Davantage qu’une revanche, ce film tient de la prolongation ou de la variation autour du groupe de fiction inspiré de l’authentique équipe de water-polo. Pour éviter la redite sans doute, cet épisode fait quasiment l’impasse sur les séquences nautiques, les chorégraphies et chansons pour se focaliser sur les tribulations des héros. Si les problématiques sociétales sont abordées à 360° (discriminations en tous genres et dans tous les milieux, transidentité, homoconjugalité, homoparentalité…), ce qui faisait la singularité “aquatique“ du premier opus s’efface doucement au profit d’une “comédie d’aventures queer” plutôt convenue.

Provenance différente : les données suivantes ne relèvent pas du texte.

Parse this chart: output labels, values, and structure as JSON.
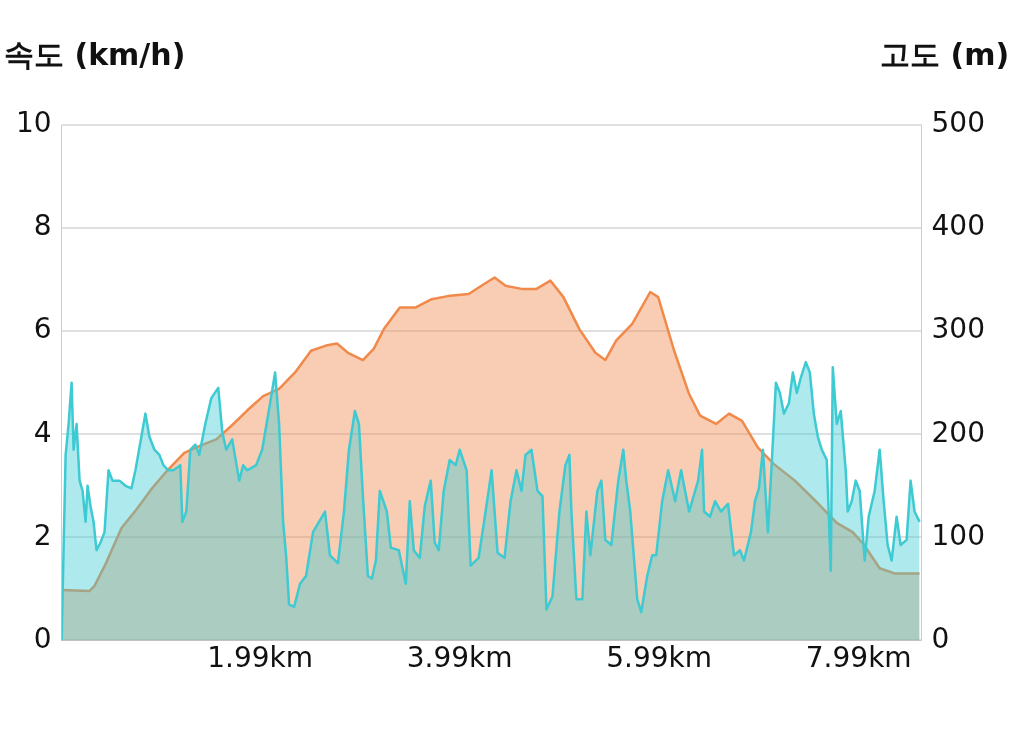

Mais le grand public aurait-il été prêt à la voir sans connaître l’épisode d’avant ?
Ironie sordide de l’actualité : tournant en dérision l’homophobie systémique de la Russie poutinienne, ce film a été tourné dans un pays aux mœurs plus libérales, l’Ukraine ; il est à craindre qu’il ne subsiste pas grand chose de ses décors — pour ne pas dire de ses figurants.
Un film de Cédric Le Gallo & Maxime Govare (Fr, 1h53) avec Nicolas Gob, Alban Lenoir, Bilal El Atreby…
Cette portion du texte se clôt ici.